ものごとを判断するときには、2つの誤りがあります。「第一種の誤り」、「第二種の誤り」です。

これは、統計学の検定のときにつかわれる言葉。

「第一種の誤り」はあわて者の誤りともいい、本当は何も変わっていないのに、変化の兆候が少し見られただけで、あわてて変わったと判断してしまうこと。

「第二種の誤り」は、ぼんやり者の誤りともいい、偶然に発生しているのではなく、何か原因があって起きていることなのに、偶然に起きていると判断すること、本当は変わっているのに、変わっていないと判断してしまう誤りのことです。

第一種の誤りのことを生産者リスク、第二種の誤りのことを消費者リスクと呼ぶことがあります。

生産者と消費者のリスク。この用語が使われるのは、たとえば、品質管理において、抜取り検査をするときです。

抜取検査とは、製品ロットすべてを検査するのではなく、抜き取った一部だけを検査し、そのロット全体が合格か・不合格かを判定する方法です。

なぜ、一部だけを抜き取って検査をするのか?

  • 検査によって製品が壊れてしまい使用できなくなるから
  • すべて検査するには、労力がかかりすぎるから

といった理由があります。

抜取検査では、すべてを検査できませんから、ロットのなかに不良品の混入が許容されなくてはなりません。そして、それを顧客と取り決めて、あらかじめ明確な基準を設定しておくことになります。
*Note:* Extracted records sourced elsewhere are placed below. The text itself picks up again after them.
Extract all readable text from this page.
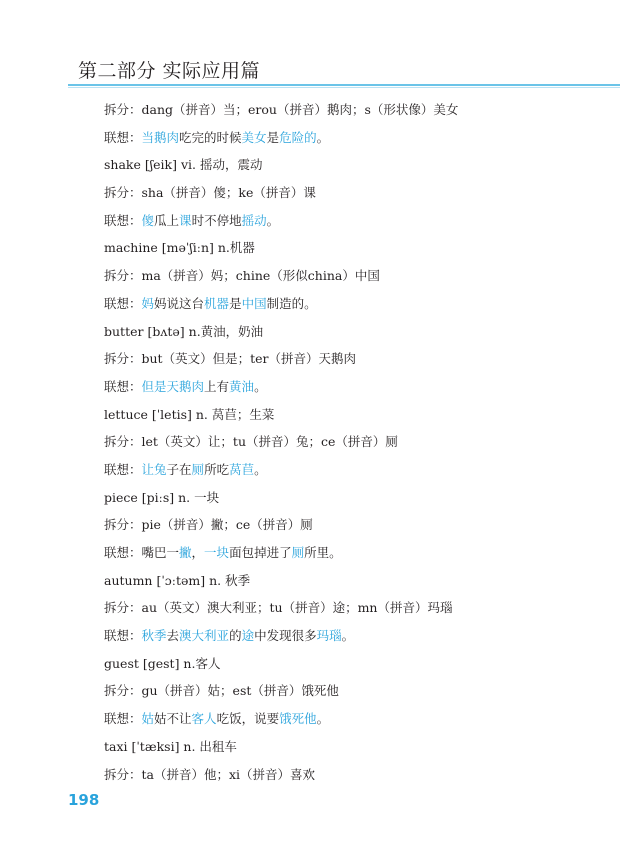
第二部分 实际应用篇
拆分：dang（拼音）当；erou（拼音）鹅肉；s（形状像）美女
联想：当鹅肉吃完的时候美女是危险的。
shake [ʃeik] vi. 摇动，震动
拆分：sha（拼音）傻；ke（拼音）课
联想：傻瓜上课时不停地摇动。
machine [məˈʃiːn] n.机器
拆分：ma（拼音）妈；chine（形似china）中国
联想：妈妈说这台机器是中国制造的。
butter [bʌtə] n.黄油，奶油
拆分：but（英文）但是；ter（拼音）天鹅肉
联想：但是天鹅肉上有黄油。
lettuce [ˈletis] n. 莴苣；生菜
拆分：let（英文）让；tu（拼音）兔；ce（拼音）厕
联想：让兔子在厕所吃莴苣。
piece [piːs] n. 一块
拆分：pie（拼音）撇；ce（拼音）厕
联想：嘴巴一撇，一块面包掉进了厕所里。
autumn [ˈɔːtəm] n. 秋季
拆分：au（英文）澳大利亚；tu（拼音）途；mn（拼音）玛瑙
联想：秋季去澳大利亚的途中发现很多玛瑙。
guest [gest] n.客人
拆分：gu（拼音）姑；est（拼音）饿死他
联想：姑姑不让客人吃饭，说要饿死他。
taxi [ˈtæksi] n. 出租车
拆分：ta（拼音）他；xi（拼音）喜欢
198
ネジの製造メーカーでの最終検査で抜取検査をするときのことを考えてみましょう。

生産者がネジ10000本を出荷するときに、生産者と買い手の顧客との間で、少しの不良品が混在しているのは仕方がない、99%くらい良品であればよい、と考えたとしましょう。

そして、抜取検査で100本抜き取って、そのうち99%以上(99本~)が良品であれば、出荷可能、良品が99%未満であればとすると取り決めたとしましょう。

実際に抜取検査をしたとき、100本抜き取って、100本が良品でした。これなら、ルールどおり出荷できます。

しかし、ネジ10000本のなかには、多くの不良品が含まれていて、たまたまそれを抜き取らなかっただけかもしれません。もしそうだとしたら、消費者は不良品の多い製品を受け取ってしまうことになります。

これが消費者が抱えているリスクです。

一方、生産者側にもリスクがあります。ネジ10000本から100本を抜き取って、95本が良品、5本が不良品であったとしたら、出荷することができません。

しかし、実は10000本すべてを調べたら、99%は良品であるのに、たまたま不良品を多く抜き取ってしまっただけかもしれません。もしそうだとしたら、生産者は本当は良品で出荷できる製品を、出荷できなくなってしまったのです。

これが、生産者が抱えているリスクです。

生産者側にも、消費者側にも、これでよいと判断したけど実際は違っていた、というリスクがあります。それが、生産者のリスクと消費者のリスクです。